Tin, added to Pb-Ca alloys in amounts to about 1.5%, raises tensile strength and stress-rupture resistance but increases aging time to 180 days. Tin is also used to reduce coefficient of friction for bearing applications. Higher tin-bearing alloys are primarily used in solders, which normally contain from 40 to 60% tin.

Lead alloys are castable by most methods. Intricate details can be reproduced, and the surface can be readily painted. Lead alloys can be extruded into pipes, bars, channels, and rods. Cold-rolled lead sheet is available in thicknesses ranging from foil to 2 in., in widths to 11 ft, and in lengths to 60 ft.
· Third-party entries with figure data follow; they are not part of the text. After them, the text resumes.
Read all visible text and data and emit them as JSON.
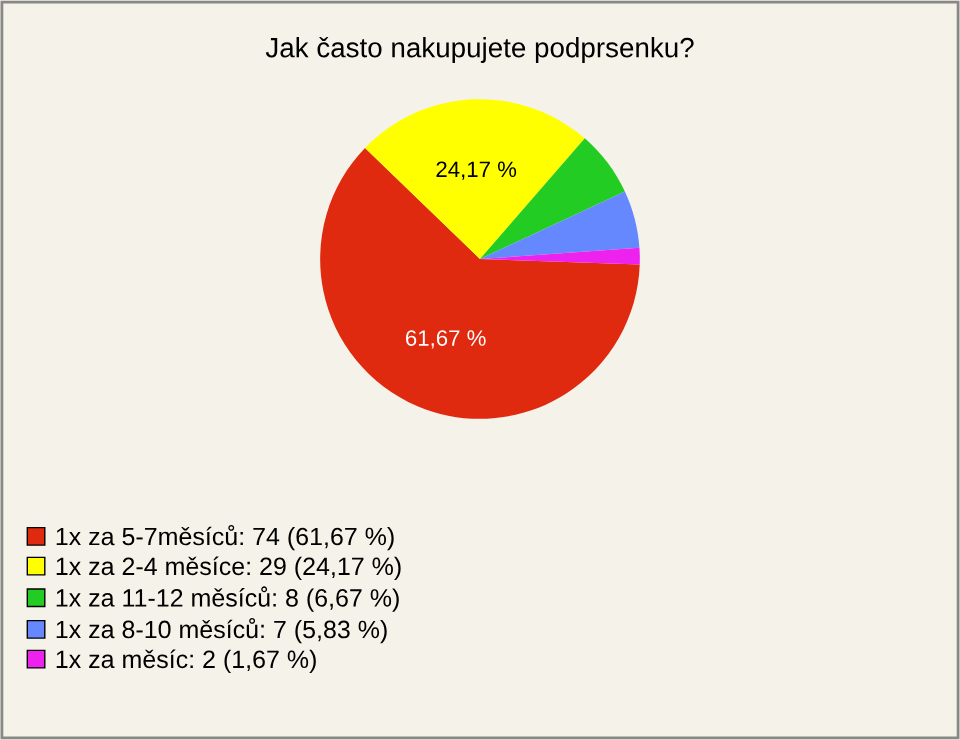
{
  "chart_data": {
    "type": "pie",
    "title": "Jak často nakupujete podprsenku?",
    "categories": [
      "1x za 5-7měsíců: 74 (61,67 %)",
      "1x za 2-4 měsíce: 29 (24,17 %)",
      "1x za 11-12 měsíců: 8 (6,67 %)",
      "1x za 8-10 měsíců: 7 (5,83 %)",
      "1x za měsíc: 2 (1,67 %)"
    ],
    "values": [
      61.67,
      24.17,
      6.67,
      5.83,
      1.67
    ],
    "colors": [
      "#e02a10",
      "#ffff00",
      "#22cc22",
      "#6688ff",
      "#ee22ee"
    ],
    "value_labels": [
      "61,67 %",
      "24,17 %",
      null,
      null,
      null
    ],
    "legend": "bottom left"
  }
}
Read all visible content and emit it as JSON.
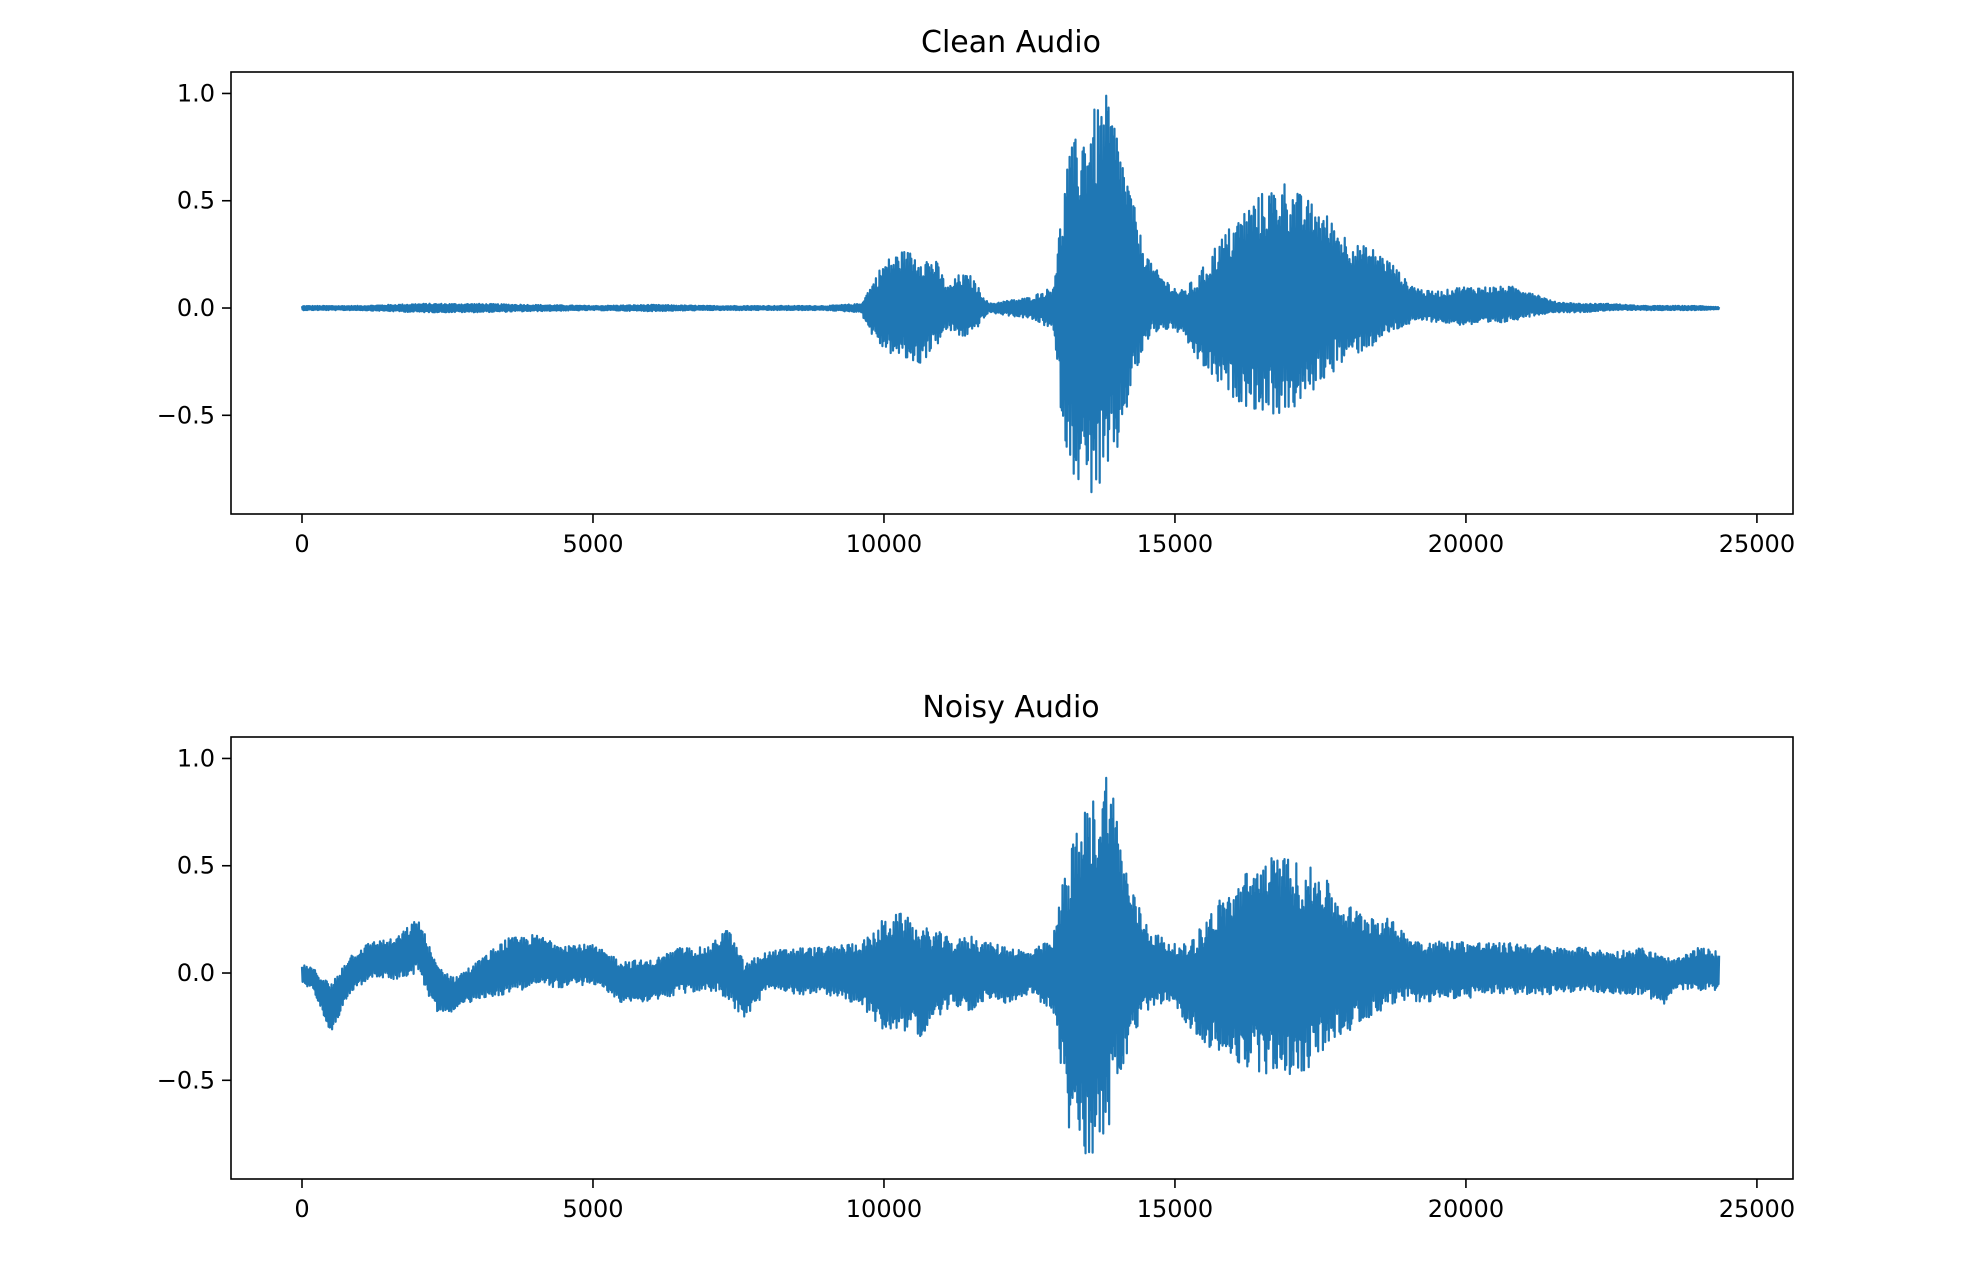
{
  "chart_data": [
    {
      "type": "line",
      "title": "Clean Audio",
      "xlabel": "",
      "ylabel": "",
      "xlim": [
        -1220,
        25620
      ],
      "ylim": [
        -0.96,
        1.1
      ],
      "xticks": [
        0,
        5000,
        10000,
        15000,
        20000,
        25000
      ],
      "xtick_labels": [
        "0",
        "5000",
        "10000",
        "15000",
        "20000",
        "25000"
      ],
      "yticks": [
        1.0,
        0.5,
        0.0,
        -0.5
      ],
      "ytick_labels": [
        "1.0",
        "0.5",
        "0.0",
        "−0.5"
      ],
      "grid": false,
      "color": "#1f77b4",
      "series": [
        {
          "envelope_x": [
            0,
            1000,
            2000,
            3000,
            4000,
            5000,
            6000,
            7000,
            8000,
            9000,
            9600,
            9800,
            10000,
            10300,
            10600,
            10900,
            11100,
            11300,
            11500,
            11800,
            12000,
            12500,
            12900,
            13050,
            13150,
            13300,
            13500,
            13700,
            13850,
            14000,
            14200,
            14400,
            14600,
            14900,
            15100,
            15400,
            15700,
            16000,
            16300,
            16600,
            16900,
            17200,
            17500,
            17800,
            18100,
            18400,
            18700,
            19000,
            19300,
            19600,
            19900,
            20200,
            20500,
            20800,
            21100,
            21500,
            22000,
            22500,
            23000,
            23500,
            24000,
            24350
          ],
          "envelope_max": [
            0.01,
            0.01,
            0.02,
            0.02,
            0.015,
            0.01,
            0.015,
            0.01,
            0.01,
            0.01,
            0.02,
            0.12,
            0.22,
            0.27,
            0.26,
            0.22,
            0.1,
            0.16,
            0.15,
            0.02,
            0.03,
            0.05,
            0.1,
            0.45,
            0.7,
            0.8,
            0.9,
            0.95,
            1.0,
            0.85,
            0.6,
            0.35,
            0.2,
            0.12,
            0.08,
            0.15,
            0.3,
            0.4,
            0.5,
            0.56,
            0.6,
            0.52,
            0.47,
            0.38,
            0.3,
            0.28,
            0.22,
            0.12,
            0.08,
            0.08,
            0.1,
            0.1,
            0.1,
            0.1,
            0.08,
            0.03,
            0.02,
            0.02,
            0.01,
            0.01,
            0.01,
            0.005
          ],
          "envelope_min": [
            -0.01,
            -0.01,
            -0.02,
            -0.02,
            -0.015,
            -0.01,
            -0.015,
            -0.01,
            -0.01,
            -0.01,
            -0.02,
            -0.13,
            -0.2,
            -0.24,
            -0.27,
            -0.18,
            -0.1,
            -0.14,
            -0.13,
            -0.02,
            -0.03,
            -0.05,
            -0.1,
            -0.5,
            -0.7,
            -0.8,
            -0.88,
            -0.86,
            -0.84,
            -0.7,
            -0.45,
            -0.25,
            -0.12,
            -0.1,
            -0.12,
            -0.25,
            -0.35,
            -0.42,
            -0.47,
            -0.5,
            -0.5,
            -0.45,
            -0.35,
            -0.28,
            -0.22,
            -0.18,
            -0.12,
            -0.08,
            -0.06,
            -0.07,
            -0.08,
            -0.08,
            -0.08,
            -0.06,
            -0.04,
            -0.02,
            -0.02,
            -0.01,
            -0.01,
            -0.01,
            -0.01,
            -0.005
          ]
        }
      ]
    },
    {
      "type": "line",
      "title": "Noisy Audio",
      "xlabel": "",
      "ylabel": "",
      "xlim": [
        -1220,
        25620
      ],
      "ylim": [
        -0.96,
        1.1
      ],
      "xticks": [
        0,
        5000,
        10000,
        15000,
        20000,
        25000
      ],
      "xtick_labels": [
        "0",
        "5000",
        "10000",
        "15000",
        "20000",
        "25000"
      ],
      "yticks": [
        1.0,
        0.5,
        0.0,
        -0.5
      ],
      "ytick_labels": [
        "1.0",
        "0.5",
        "0.0",
        "−0.5"
      ],
      "grid": false,
      "color": "#1f77b4",
      "series": [
        {
          "envelope_x": [
            0,
            200,
            500,
            800,
            1200,
            1600,
            2000,
            2300,
            2600,
            3000,
            3500,
            4000,
            4500,
            5000,
            5500,
            6000,
            6500,
            7000,
            7300,
            7600,
            8000,
            8500,
            9000,
            9600,
            9800,
            10000,
            10300,
            10600,
            10900,
            11200,
            11500,
            11800,
            12100,
            12500,
            12900,
            13050,
            13150,
            13300,
            13500,
            13700,
            13850,
            14000,
            14200,
            14400,
            14600,
            14900,
            15100,
            15400,
            15700,
            16000,
            16300,
            16600,
            16900,
            17200,
            17500,
            17800,
            18100,
            18400,
            18700,
            19000,
            19300,
            19600,
            20000,
            20500,
            21000,
            21500,
            22000,
            22500,
            23000,
            23400,
            23600,
            24000,
            24350
          ],
          "envelope_max": [
            0.04,
            0.02,
            -0.05,
            0.08,
            0.15,
            0.16,
            0.26,
            0.05,
            -0.02,
            0.05,
            0.16,
            0.18,
            0.14,
            0.13,
            0.06,
            0.06,
            0.12,
            0.12,
            0.22,
            0.05,
            0.1,
            0.12,
            0.12,
            0.15,
            0.18,
            0.26,
            0.28,
            0.22,
            0.2,
            0.15,
            0.18,
            0.14,
            0.13,
            0.1,
            0.16,
            0.4,
            0.55,
            0.65,
            0.8,
            0.85,
            1.0,
            0.75,
            0.45,
            0.3,
            0.2,
            0.15,
            0.12,
            0.2,
            0.33,
            0.4,
            0.5,
            0.54,
            0.55,
            0.5,
            0.48,
            0.35,
            0.3,
            0.28,
            0.25,
            0.18,
            0.15,
            0.15,
            0.15,
            0.14,
            0.14,
            0.12,
            0.12,
            0.1,
            0.12,
            0.08,
            0.06,
            0.12,
            0.1
          ],
          "envelope_min": [
            -0.05,
            -0.08,
            -0.28,
            -0.1,
            -0.02,
            -0.03,
            0.0,
            -0.18,
            -0.18,
            -0.12,
            -0.1,
            -0.06,
            -0.07,
            -0.05,
            -0.14,
            -0.13,
            -0.1,
            -0.08,
            -0.12,
            -0.22,
            -0.08,
            -0.1,
            -0.1,
            -0.15,
            -0.22,
            -0.27,
            -0.26,
            -0.3,
            -0.22,
            -0.15,
            -0.18,
            -0.12,
            -0.14,
            -0.1,
            -0.18,
            -0.45,
            -0.72,
            -0.82,
            -0.88,
            -0.8,
            -0.75,
            -0.55,
            -0.4,
            -0.25,
            -0.15,
            -0.15,
            -0.2,
            -0.3,
            -0.37,
            -0.42,
            -0.45,
            -0.48,
            -0.47,
            -0.48,
            -0.38,
            -0.3,
            -0.25,
            -0.2,
            -0.15,
            -0.12,
            -0.15,
            -0.12,
            -0.12,
            -0.1,
            -0.1,
            -0.1,
            -0.08,
            -0.1,
            -0.1,
            -0.15,
            -0.08,
            -0.08,
            -0.08
          ]
        }
      ]
    }
  ]
}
Sheet thicknesses are specified by weight: Generally, each 1/64 in. of thickness corresponds to 1 lb/ft^2.

Lead often requires support by other materials. For example, lead sheets can be clad or fastened (mechanically or with adhesives) to plastic or steel panels and pipe. Lead-clad steel, in a range of thicknesses, is produced by cold-rolling lead sheet on terne-coated steel. Other clad combinations are produced by spot welding, spraying, hot dipping, and electroplating. These laminates are particularly useful in noise and vibration-absorption applications.